Photo: Flickr / jwotis
If you want to get a room of personal finance experts riled up, just bring up this hotly debated investment vehicle: Target-date funds.TDFs are in the spotlight after funds saw losses up to 4 per cent last year in a year when the S&P 500 was flat, according to Morningstar. They performed even worse with double-digit losses in 2008.
But that hasn’t kept younger investors from hopping on board the TDF train in record numbers.
U.S. News & World Report’s Rachel Koning Beals points out that 7 in 10 401(k) plans included target-date funds at the end of 2010, and investors in their 20s held more than one-third of their investments in target-date funds–up 31 per cent from 2009.
“Across the board, we are finding that target-date allows investors to be more comfortable,” ING Investment Management’s Paul Zemsky told Beals. “Investors tend to stick with their plan. They don’t chase the top and sell at the bottom. They just generally behave like better investors.”

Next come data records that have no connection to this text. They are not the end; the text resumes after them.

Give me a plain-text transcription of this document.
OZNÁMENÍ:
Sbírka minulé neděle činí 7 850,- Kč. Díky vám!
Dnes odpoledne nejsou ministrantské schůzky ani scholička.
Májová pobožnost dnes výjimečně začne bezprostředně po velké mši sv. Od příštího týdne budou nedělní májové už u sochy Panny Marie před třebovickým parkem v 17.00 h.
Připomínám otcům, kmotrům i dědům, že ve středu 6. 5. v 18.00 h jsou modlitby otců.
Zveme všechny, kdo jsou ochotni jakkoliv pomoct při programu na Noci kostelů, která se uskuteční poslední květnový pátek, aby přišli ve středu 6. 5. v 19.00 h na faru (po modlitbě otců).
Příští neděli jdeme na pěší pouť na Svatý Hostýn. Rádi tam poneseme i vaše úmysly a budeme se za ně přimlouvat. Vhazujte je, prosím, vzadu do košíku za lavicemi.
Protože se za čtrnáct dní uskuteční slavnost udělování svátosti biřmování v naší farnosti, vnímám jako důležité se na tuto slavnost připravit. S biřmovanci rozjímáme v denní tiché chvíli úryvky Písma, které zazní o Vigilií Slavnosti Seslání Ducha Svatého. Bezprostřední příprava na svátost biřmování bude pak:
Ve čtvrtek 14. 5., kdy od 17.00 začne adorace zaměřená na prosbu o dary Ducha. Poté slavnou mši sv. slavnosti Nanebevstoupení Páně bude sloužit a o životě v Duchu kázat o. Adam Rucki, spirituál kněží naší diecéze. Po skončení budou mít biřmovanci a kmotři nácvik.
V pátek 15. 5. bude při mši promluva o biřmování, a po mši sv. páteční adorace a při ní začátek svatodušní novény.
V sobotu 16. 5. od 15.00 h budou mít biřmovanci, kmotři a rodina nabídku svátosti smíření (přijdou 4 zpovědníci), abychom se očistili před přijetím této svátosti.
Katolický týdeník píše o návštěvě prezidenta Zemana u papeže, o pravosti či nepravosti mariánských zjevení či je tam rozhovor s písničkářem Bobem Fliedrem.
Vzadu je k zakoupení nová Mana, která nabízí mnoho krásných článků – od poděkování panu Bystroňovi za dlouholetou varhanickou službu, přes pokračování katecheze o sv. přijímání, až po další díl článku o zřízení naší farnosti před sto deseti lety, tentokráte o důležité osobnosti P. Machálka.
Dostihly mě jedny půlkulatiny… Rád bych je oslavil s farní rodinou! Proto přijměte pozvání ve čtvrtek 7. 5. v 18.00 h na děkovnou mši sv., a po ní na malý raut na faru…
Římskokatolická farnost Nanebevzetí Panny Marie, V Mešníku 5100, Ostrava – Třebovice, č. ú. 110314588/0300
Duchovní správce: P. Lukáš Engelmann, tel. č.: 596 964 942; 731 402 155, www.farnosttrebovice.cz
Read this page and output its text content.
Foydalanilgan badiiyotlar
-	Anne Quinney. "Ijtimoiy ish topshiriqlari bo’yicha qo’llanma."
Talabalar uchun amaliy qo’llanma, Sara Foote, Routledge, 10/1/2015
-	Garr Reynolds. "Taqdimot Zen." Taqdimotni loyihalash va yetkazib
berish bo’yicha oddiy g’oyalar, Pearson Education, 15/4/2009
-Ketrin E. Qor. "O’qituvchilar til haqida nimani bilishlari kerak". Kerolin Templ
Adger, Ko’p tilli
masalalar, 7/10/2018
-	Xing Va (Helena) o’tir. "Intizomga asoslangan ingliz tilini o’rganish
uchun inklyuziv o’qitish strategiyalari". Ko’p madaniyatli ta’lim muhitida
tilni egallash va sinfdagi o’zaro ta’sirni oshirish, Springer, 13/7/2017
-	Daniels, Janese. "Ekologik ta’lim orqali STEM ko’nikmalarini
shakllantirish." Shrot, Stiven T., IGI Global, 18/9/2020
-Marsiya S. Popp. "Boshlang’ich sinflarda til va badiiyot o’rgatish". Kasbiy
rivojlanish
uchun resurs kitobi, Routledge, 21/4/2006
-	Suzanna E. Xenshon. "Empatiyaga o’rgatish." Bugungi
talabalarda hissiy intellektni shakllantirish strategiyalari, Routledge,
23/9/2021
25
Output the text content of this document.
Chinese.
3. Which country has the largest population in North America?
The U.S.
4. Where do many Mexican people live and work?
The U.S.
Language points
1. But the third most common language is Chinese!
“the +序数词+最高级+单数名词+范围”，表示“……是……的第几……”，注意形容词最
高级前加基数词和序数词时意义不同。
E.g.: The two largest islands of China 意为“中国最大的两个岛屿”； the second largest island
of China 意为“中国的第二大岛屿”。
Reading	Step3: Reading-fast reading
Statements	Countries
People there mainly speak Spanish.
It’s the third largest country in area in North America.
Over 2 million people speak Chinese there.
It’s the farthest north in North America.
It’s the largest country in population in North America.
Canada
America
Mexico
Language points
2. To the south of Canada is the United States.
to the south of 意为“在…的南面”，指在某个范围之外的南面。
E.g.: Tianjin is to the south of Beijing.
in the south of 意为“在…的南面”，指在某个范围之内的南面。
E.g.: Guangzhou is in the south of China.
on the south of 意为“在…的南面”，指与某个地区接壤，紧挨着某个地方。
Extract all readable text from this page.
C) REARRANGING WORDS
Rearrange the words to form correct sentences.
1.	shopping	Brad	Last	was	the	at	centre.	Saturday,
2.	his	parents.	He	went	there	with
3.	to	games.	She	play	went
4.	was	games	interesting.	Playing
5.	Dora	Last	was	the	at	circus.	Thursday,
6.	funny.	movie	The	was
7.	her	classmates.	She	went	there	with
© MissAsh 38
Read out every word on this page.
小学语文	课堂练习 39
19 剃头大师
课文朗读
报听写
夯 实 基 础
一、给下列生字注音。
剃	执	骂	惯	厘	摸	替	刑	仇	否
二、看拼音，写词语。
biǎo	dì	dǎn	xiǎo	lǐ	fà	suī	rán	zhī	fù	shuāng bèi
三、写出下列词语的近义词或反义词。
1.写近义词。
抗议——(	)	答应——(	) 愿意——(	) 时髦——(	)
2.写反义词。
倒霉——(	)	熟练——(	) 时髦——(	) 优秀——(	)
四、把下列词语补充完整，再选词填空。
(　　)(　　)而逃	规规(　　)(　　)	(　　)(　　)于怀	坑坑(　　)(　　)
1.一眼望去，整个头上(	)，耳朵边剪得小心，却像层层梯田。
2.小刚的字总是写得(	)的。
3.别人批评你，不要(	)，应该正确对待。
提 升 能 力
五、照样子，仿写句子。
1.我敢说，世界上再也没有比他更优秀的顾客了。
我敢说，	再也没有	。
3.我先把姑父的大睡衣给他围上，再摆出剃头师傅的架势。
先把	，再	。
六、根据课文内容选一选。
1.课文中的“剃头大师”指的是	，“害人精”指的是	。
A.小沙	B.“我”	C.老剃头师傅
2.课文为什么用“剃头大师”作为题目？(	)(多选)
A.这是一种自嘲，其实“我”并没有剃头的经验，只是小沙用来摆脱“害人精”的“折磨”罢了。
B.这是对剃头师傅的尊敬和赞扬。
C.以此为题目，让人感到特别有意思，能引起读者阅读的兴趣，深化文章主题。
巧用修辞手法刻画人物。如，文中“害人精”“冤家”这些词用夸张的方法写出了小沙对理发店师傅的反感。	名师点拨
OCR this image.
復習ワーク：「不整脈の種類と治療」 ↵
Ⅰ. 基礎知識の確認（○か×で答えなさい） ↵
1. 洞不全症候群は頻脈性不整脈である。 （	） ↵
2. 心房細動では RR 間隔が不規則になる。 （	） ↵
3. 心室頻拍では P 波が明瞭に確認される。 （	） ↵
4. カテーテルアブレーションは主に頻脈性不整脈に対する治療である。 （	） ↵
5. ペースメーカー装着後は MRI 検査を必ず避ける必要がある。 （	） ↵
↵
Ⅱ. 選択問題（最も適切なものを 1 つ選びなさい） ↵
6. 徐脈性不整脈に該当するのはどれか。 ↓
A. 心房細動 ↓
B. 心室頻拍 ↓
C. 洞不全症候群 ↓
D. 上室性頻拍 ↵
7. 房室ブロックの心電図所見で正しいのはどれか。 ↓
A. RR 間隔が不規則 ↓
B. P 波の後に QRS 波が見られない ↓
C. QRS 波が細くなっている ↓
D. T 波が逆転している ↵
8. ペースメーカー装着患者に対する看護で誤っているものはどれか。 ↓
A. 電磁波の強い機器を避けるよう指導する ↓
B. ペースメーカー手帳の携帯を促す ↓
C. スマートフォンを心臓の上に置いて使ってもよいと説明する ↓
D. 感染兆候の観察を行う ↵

Libertas Wealth Management President Adam Koos cautions newbie investors against the commonly-held belief that whatever hits they take in the stock market while they’re young will bounce back by the time they’re ready to kick back and work on their golf swing.
“For me to say ‘Because we’re young, we should put our money into an aggressive Vanguard target-date fund,’ is a horrible idea,” Koos said.
One of his clients lost $10,000 in less than two weeks in a Vanguard fund. Maybe he’ll gain it back by retirement, maybe not. But 30 years from now that cash could have grown well past the $300,000 mark.
If not a target date fund, then what?
One alternative is working with your retirement plan provider to pick and choose your own investments–a tricky task for anyone who’s just starting out.
Another option is seeking advice from a professional. To save cash, ake Altfest’s advice and look for a fee-only financial advisor.
“There’s no conflict of interest there and you can go in for a few hours, discuss things and have them answer your questions,” he says.
The best part about fee-only advisors is that they won’t be worried about getting commission for selling you on certain funds and they’re more likely to take on clients who are just beginning to build their portfolios.
As a resource, search the National Association of Personal Financial Advisors for ones in your area.